By Peter Blucher
Sam Reid has been spared a double bookings of epic proportions .. an AFL grand final and the birth of his first child on the same day.
The 29-year-old Queenslander was faced with this freakish double last Saturday when the GWS GIANTS qualified for the grand final against Richmond on Saturday, when his wife Elissa was due to give berth.
The couple had already made a decision several weeks ago that Reid would play regardless of when the baby was born, but through the first three weeks of the finals he had lived with the possible scenario of missing his first child’s birth.
Reid was spared the anguish of taking the double booking into Grand Final week when Elissa gave birth to a healthy baby boy Elijah in the early hours of Monday morning.
Reid has had a back-up play in place right through the finals as the GIANTS beat the Western Bulldogs in Sydney, Brisbane at the Gabba and last Saturday Collingwood at the MCG in one of the biggest preliminary final boilovers in history.
Whenever he has had to be away from home through this month he has arranged for one of his wife’s friends from Melbourne to be with her and play nurse.
But still he was mighty relieved when the baby arrived ahead of time.
His Instagram feed told the story nicely. On Sunday night he posted a photo of Elissa, an osteopath, giving him treatment. The next photo not long after showed the proud father with Elijah nestled on his chest.
He was given the day off training on Monday, and wrote on Instagram: “What a start it was to what is going to be an amazing week ….. (Elissa) has delivered the most gorgeous little boy this morning at 3.38am and did it all natural as planned. My heart could not get any fuller for these two”,
This isn’t the first time a pending birth has clashed with an AFL final.
In 2000 Brisbane’s Daniel Bradshaw abandoned a semi-final against Carlton in Melbourne in 2000 when his wife Angie went into labour with their first child the night before the game.
But there was never any chance of Reid missing the grand final. Not after the extraordinary journey he has taken to get there.
It is not new. It has been told here before. But it is worth recounting here.
The Sunshine Coast junior, who played over 100 junior games for Caloundra before being drafted from Windsor-Zillmere in 2007 and played 10 games in four years. One game in 2008, four in 2009, one in 2010 and four in 2011.
With his career seemingly going nowhere he was enticed to follow Dogs teammate and later to be GIANTS co-captain Callum Ward to Sydney for the new club’s entry to the AFL in 2012.
As was so cruelly said at the time, he was the ‘steak knives’ in the Ward deal, and yet he will play in the Grand Final while Ward, having done his knee early in the season, will watch from the sidelines.
Reid played 14 games in two years – five in 2013 and nine in 2014 – but with his body failing and the Giants overloaded with younger talent he retired.
He spent two years as captain of the Giants NEAFL side while working at the club as a development coach.

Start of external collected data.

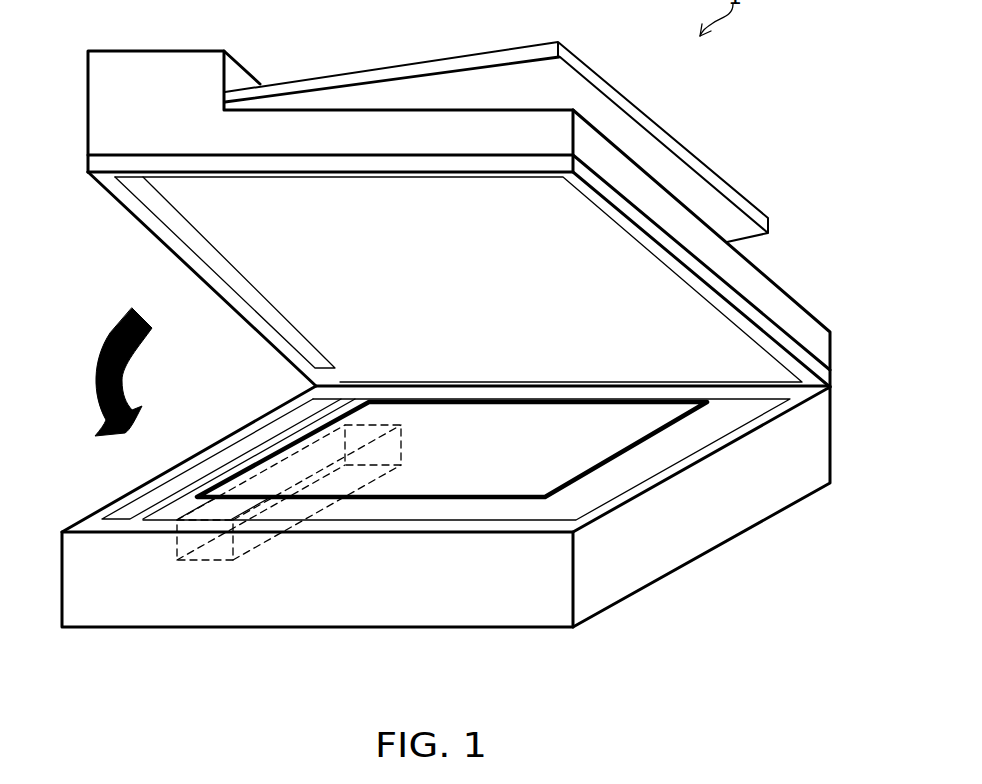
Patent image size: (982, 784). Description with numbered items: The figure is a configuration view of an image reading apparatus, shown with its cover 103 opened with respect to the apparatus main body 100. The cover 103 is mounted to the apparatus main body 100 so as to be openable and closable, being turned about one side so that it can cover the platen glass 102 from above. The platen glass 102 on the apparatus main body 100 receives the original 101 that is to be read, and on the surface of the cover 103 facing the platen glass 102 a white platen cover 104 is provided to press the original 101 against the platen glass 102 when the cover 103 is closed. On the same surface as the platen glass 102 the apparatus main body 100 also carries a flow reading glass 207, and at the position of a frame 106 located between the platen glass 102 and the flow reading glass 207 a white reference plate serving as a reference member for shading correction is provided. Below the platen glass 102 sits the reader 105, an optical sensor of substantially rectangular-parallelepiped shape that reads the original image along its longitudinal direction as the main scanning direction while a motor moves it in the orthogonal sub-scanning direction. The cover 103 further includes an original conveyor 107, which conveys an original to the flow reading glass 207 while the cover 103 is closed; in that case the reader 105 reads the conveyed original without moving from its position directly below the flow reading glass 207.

The apparatus main body 100 is at (412, 602).
The original 101 is at (555, 488).
The platen glass 102 is at (707, 423).
The cover 103 is at (88, 164).
The platen cover 104 is at (195, 210).
The reader 105 is at (283, 510).
The frame 106 is at (158, 508).
The original conveyor 107 is at (88, 78).
The flow reading glass 207 is at (130, 508).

Such was his form at the secondary level at that end of 2015, and so much better was bid body, Giants coach Leon Cameron offered him a chance to try again at AFL. And the rest, as they say, is history.
He played only six games in his comeback year in 2016 and 13 in 2017, but since then has been pretty much a fixture in the AFL side, playing 21 of a possible 24 games last year, including two finals, and has played all 25 games this year.

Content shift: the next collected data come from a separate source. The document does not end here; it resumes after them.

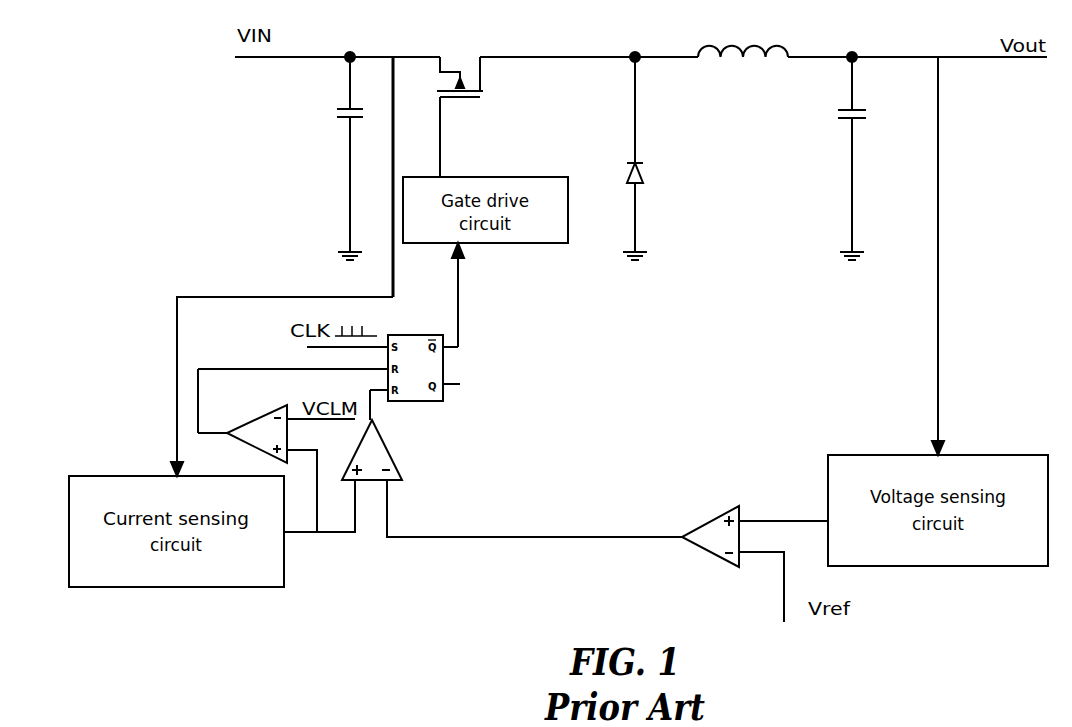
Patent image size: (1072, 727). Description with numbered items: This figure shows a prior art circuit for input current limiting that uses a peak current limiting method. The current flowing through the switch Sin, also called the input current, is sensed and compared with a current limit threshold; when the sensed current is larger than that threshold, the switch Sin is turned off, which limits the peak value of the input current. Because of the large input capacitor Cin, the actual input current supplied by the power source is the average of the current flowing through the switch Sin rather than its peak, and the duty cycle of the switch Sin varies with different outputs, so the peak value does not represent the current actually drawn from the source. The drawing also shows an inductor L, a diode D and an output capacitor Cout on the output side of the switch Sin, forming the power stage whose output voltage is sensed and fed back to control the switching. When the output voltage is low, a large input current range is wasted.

The switch Sin is at (460, 100).
The input capacitor Cin is at (335, 158).
The inductor L is at (743, 70).
The diode D is at (616, 158).
The output capacitor Cout is at (880, 158).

He was 1072 days between 24th game in 2013 and his 25th game in 2016, and retired with an aggregate 6-18 win/loss record. He had never won a game in GWS colours, having gone 0-5 in 2012 and 0-9 in 2013 as the club looked to establish itself in the AFL.

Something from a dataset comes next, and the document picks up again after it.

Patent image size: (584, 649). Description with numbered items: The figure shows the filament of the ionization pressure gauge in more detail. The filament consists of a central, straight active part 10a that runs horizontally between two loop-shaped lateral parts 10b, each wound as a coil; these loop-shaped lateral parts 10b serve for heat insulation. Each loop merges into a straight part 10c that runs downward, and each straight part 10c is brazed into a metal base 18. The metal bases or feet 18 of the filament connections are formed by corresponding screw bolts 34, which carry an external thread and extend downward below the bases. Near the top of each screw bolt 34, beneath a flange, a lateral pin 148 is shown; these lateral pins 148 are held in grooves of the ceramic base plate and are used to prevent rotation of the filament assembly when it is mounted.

Stunningly, though, he was 6-0 in 2016 and won his first 10 games in 2017 to more than square the ledger, and in his last two years he has had more wins (29) than he did in the previous 10 years (22).
And, having worn jumper #26 and jumper #11 at the Bulldogs and jumper #23 in his first two years with GWS, he has created a little slice of history for himself since switching to jumper #50 for his comeback.
He has now worn #50 a total of 65 times. Only West Coast’s Ryan Turnbull (129 games from 1991-2001), current North Melbourne full forward Ben Brown (121 games – 2014-19) and St.Kilda’s Des Nisbet (68 games – 1944-52) have worn the #50 more often in AFL history.
Only once has jumper #50 been worn in a grand final – that was Turnbull in West Coast’s 1994 grand final win over Geelong. It was his 34th game.
Only three other players have worn a jumper number above 50 in a Grand Final.
Carlton’s Ian Owen wore 52 in the 1969 grand final win over Richmond. It was his 16th game. He went on to play 28 games in #50 from 1969-71 before switching to #12 for five games in 1972.
In 1991 West Coast’s Ashley McIntosh wore #53 in a losing grand final against Hawthorn. It was 17th game at the end of his first season before he switched to #11 the following year for a further 231 games.
And in 1997-98 Adelaide’s Shaun Rehn carried #52 in back-to-back premierships during a 134-game career with the Crows from 1991-2000. He also wore #52 through 33 games with Hawthorn from 2001-02.